The Intel HPC Developer Conference at SC16 has announced its keynote speakers. Jonathan Cohen and Kai Li from Princeton will present, Going Where Neuroscience and Computer Science Have Not Gone Before.
Taking place Nov. 12-13 in Salt Lake City, the Intel HPC Developer Conference will bring together developers from around the world to discuss code modernization in high-performance computing.
Abstract:
“Neuroscience and computer science have benefited each other for decades. Important aspects of how the brain functions (e.g., learns to predict reward) have come from advances in computer science (e.g., reinforcement learning algorithms), and the recent advances in deep learning with back-propagation have their roots in discoveries made by cognitive neuroscientists several decades ago based on the development of artificial neural networks and their application to problems of learning and representation. Close interactions have also been central to methodological advances, for example the application of statistical analysis, machine learning algorithms and high-performance computing platforms to the analysis of neuroscientific data (such as firing pattern of populations of neurons, and the patterns of activity in human brain imaging data). However, current studies have only scratched the surface of the grand challenge of how human brains work. With over 100 billion neurons in the human brain, each of which makes contact with approximately 1,000 other neurons, it has been estimated that the number of potential circuits exceeds the number of molecules in the universe. The sheer magnitude of this problem poses an inexhaustible need for more sophisticated algorithms and powerful high-performance computing (HPC) platforms.”

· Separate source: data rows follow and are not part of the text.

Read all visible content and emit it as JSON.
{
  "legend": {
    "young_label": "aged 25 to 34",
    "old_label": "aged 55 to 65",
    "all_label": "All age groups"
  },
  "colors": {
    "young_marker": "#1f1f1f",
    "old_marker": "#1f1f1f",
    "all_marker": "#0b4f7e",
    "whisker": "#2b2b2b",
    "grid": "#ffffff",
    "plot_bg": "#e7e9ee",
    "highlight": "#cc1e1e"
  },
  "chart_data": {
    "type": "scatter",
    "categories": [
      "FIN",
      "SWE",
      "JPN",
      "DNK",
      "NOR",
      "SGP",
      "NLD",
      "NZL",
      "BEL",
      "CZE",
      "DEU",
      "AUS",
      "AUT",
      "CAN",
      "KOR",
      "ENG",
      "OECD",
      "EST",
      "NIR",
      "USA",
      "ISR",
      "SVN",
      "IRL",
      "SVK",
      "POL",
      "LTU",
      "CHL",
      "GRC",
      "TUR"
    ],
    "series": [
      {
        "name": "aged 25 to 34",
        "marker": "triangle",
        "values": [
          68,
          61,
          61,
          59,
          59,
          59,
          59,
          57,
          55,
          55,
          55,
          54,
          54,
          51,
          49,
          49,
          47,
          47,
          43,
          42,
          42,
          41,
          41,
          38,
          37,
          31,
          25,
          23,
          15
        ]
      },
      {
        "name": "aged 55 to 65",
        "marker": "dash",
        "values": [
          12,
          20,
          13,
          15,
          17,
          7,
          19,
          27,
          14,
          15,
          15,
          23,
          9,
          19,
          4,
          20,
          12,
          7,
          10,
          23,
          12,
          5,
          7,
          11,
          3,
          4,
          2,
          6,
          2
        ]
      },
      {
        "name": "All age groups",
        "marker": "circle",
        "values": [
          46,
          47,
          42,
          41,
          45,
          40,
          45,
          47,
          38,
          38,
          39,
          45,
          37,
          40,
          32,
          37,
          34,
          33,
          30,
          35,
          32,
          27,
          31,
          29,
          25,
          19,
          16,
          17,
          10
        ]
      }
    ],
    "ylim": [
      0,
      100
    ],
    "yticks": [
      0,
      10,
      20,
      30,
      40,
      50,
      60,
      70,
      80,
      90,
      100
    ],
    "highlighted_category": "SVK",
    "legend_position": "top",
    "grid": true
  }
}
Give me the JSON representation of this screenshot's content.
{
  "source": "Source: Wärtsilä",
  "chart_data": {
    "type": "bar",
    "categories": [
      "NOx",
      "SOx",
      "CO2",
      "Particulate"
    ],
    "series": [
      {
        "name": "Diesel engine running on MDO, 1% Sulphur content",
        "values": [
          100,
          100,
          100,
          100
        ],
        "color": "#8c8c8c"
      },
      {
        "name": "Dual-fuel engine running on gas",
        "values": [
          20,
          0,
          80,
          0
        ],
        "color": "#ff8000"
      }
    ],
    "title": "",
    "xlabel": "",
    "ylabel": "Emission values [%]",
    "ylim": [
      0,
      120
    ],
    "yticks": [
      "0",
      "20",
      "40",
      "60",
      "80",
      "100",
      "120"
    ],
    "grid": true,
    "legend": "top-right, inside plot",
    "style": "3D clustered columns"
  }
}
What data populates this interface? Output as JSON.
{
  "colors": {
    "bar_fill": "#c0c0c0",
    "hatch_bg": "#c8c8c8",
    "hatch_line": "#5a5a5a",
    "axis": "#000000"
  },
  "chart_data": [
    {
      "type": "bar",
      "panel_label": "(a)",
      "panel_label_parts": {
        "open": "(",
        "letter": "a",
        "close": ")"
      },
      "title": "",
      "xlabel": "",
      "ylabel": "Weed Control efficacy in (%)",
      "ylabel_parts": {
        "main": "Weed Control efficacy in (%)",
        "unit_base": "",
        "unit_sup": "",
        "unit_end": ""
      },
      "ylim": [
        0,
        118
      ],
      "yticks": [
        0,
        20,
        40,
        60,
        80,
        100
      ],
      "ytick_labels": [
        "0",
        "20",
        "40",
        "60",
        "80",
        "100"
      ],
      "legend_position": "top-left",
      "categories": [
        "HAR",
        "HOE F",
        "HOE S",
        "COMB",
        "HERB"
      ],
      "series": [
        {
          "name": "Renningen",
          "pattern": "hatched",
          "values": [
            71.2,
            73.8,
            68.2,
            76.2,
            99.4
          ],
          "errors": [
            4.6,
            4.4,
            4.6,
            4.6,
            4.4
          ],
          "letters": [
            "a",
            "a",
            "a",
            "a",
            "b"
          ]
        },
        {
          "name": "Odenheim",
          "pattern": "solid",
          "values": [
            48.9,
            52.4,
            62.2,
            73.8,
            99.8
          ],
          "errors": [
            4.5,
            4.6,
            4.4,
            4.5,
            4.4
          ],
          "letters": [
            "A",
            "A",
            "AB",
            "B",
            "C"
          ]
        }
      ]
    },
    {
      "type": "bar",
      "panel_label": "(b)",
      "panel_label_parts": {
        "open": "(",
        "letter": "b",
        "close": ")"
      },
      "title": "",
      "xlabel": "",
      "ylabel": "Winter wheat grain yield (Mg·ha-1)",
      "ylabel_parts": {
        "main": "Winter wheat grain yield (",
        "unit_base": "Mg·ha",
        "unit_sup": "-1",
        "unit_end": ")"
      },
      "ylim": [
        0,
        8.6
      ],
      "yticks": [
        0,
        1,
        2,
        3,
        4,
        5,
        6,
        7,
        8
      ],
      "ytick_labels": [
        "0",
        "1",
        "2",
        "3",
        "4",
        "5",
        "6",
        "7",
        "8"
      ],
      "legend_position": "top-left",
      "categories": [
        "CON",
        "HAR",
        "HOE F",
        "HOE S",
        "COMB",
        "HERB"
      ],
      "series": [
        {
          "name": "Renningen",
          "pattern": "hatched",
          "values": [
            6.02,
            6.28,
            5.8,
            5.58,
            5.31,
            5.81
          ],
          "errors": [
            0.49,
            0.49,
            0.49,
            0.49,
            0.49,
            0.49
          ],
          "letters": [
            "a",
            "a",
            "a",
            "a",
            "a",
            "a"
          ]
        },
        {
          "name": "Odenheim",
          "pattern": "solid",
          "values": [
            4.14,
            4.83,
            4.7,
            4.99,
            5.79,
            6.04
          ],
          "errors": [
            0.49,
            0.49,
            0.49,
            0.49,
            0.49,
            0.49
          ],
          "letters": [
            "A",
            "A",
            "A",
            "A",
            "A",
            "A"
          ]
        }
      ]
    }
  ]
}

Drs. Cohen and Li will discuss recent advances and opportunities for meeting this challenge, with a focus on the analysis of human brain imaging data. In particular, they will discuss a large research effort between Princeton and Intel Labs, attacking this challenge with machine learning and HPC methods. They will show how to analyze functional interactions of human brain regions from functional magnetic resonance imaging (fMRI) data, how to reduce computing time from years to minutes, and even real time. They will discuss some of the advances that are being made using such data analysis tools, including the ability to analyze mental states and functional interactions in real-time and how to build a real-time data analysis service for close-loop feedback trainings and potential brain diagnostics, using remote fMRI scanners.
Jonathan Cohen, Co-Director of Princeton Neuroscience Institute. Dr. Cohen has an M.D. from the University of Pennsylvania, did his residency training in psychiatry at Stanford University, and received a Ph.D. in cognitive and computational psychology from Carnegie Mellon University. His research focuses on the development of formal, mechanistically explicit models of the neural mechanisms responsible for cognitive control, and testing these in behavioral and neuroimaging studies in humans. He is one of the two founding Co-Directors of the Princeton Neuroscience Institute, is the author of over 250 scientific publications, is a fellow of the American Psychological Society and the American Association for the Advancement of Science, and a recipient of the American Psychological Association’s Distinguished Scientific Contribution Award.
Kai Li, Professor, Computer Science Department at Princeton University. Kai Li is a Paul M. Wythes ’55, P’86, and Marcia R. Wythes P’86 Professor at Princeton University, where he worked as a faculty member at Computer Science Department since 1986. His research expertise is in building parallel and distributed systems, deduplication storage systems, and data analysis and search for large datasets. He pioneered Distributed Shared Memory (DSM) that allow users to program using shared-memory programming model on a cluster of computers, which opened a new research area in parallel distributed systems. His work on user-level DMA on a cluster of computers evolved into the widely used RDMA standard in Infiniband. He co-led the ImageNet project, the largest publicly available knowledge base for computer vision, which propelled deep learning to become one of the most active research areas in machine learning. He co-founded Data Domain, Inc., in 2001, serving in roles as the initial CEO, CTO, and Chief Scientist. He is a Fellow of the ACM, and a Fellow of the IEEE, and a Member of the National Academy of Engineering.